While Paramount argues that the shutdowns fall under the proper category to be insured, given that all of them were arguably an attempt to prevent Tom Cruise and other key figures to the production of Mission: Impossible 7 from getting sick, the company thinks differently. It feels that the shutdowns fall under the category of a government mandate, which it only insures to the tune of $1 million. The court documents don’t state how much Paramount is looking for, but it says that what it’s willing to pay is not nearly enough.
It’s worth noting that one of the shutdowns took place because a key cast member got sick. However, the 22-page court filing does not name whether that cast member was Tom Cruise or not. It also doesn’t specify whether he or she was sick with COVID-19 or something else. Regardless, that undoubtedly fell under the illness bit of the Paramount and Chubb insurance policy deal, prompting the company to shell out $5 million for the delay. However, there are still six other production delays that both have to contend with — and it seems they’ll be doing so in a court of law.

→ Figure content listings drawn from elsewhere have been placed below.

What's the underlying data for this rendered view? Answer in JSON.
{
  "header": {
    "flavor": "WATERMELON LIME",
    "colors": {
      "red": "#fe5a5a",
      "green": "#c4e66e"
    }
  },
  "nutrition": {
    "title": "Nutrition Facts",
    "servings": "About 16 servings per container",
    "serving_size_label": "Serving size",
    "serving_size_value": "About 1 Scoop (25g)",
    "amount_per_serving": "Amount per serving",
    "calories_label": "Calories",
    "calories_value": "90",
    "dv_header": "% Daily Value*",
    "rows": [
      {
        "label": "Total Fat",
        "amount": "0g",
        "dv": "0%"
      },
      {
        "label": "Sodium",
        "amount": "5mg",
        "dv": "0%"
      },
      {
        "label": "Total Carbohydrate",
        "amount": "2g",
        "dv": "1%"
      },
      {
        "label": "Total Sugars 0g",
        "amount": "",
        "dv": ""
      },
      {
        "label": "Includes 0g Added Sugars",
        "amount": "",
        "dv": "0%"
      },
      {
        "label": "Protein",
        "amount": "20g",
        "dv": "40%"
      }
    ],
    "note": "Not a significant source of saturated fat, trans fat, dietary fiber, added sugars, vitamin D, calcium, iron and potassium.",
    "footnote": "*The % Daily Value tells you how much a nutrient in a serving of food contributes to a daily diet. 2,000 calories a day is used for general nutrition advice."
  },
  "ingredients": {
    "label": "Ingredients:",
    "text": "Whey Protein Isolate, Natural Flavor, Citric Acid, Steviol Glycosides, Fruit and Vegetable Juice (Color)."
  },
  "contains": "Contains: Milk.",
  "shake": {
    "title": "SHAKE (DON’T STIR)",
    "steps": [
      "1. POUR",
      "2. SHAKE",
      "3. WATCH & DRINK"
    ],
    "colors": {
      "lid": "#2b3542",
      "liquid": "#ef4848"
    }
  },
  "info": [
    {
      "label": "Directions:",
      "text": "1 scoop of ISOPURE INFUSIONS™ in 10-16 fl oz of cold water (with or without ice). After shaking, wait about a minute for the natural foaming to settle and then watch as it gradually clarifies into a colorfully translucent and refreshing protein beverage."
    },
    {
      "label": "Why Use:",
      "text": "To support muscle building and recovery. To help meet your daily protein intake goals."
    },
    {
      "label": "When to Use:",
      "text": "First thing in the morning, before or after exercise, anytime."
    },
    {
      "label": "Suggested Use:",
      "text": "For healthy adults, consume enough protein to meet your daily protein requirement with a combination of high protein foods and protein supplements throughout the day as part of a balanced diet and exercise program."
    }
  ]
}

Variety reports that production was initially set to begin in Venice, Italy on Feb. 24, 2020. Unfortunately for Tom Cruise and the rest of the production team, a ban on large public gatherings at the time meant that things had to be delayed. However, the lawsuit notes that production was actually the result of the cast member getting sick, meaning the studio may not have been honest with the public at the time. Production was halted again in March of 2020 and pushed to July. Things were going somewhat smoothly until another shutdown was forced in October of that year when two separate outbreaks swept the production in Rome and Venice.
Things seemingly resumed in December, when Tom Cruise famously went on an expletive-filled rant on set. According to audio leaked from The Sun, the actor really laid into two crew members that he saw breaking the set’s COVID-19 protocols. He laid the entire entertainment industry at their feet, noting that he is on the phone every night with studios, insurance companies and other key figures who were looking at the Mission: Impossible 7 production as a litmus test for what productions can look like in the age of the coronavirus.
“You can tell it to the people who are losing their f—ing homes because our industry is shut down,” Tom Cruise shouted in dramatic fashion. “It’s not going to put food on their table or pay for their college education. That’s what I sleep with every night – the future of this f—ing industry! So I’m sorry, I am beyond your apologies. I have told you, and now I want it, and if you don’t do it, you’re out. We are not shutting this f—ing movie down!”
Unfortunately, despite how clear Tom Cruise was about what was at stake for the Mission: Impossible 7 cast and crew, production halted two more times in February of 2021 when cases skyrocketed in the U.K. and again in June of 2021 when another outbreak swept the set.
Regardless of the hiccups and ensuing lawsuit, Tom Cruise is set to reprise his role as Ethan Hunt for a seventh time in its new, significantly later release date of May 27, 2022.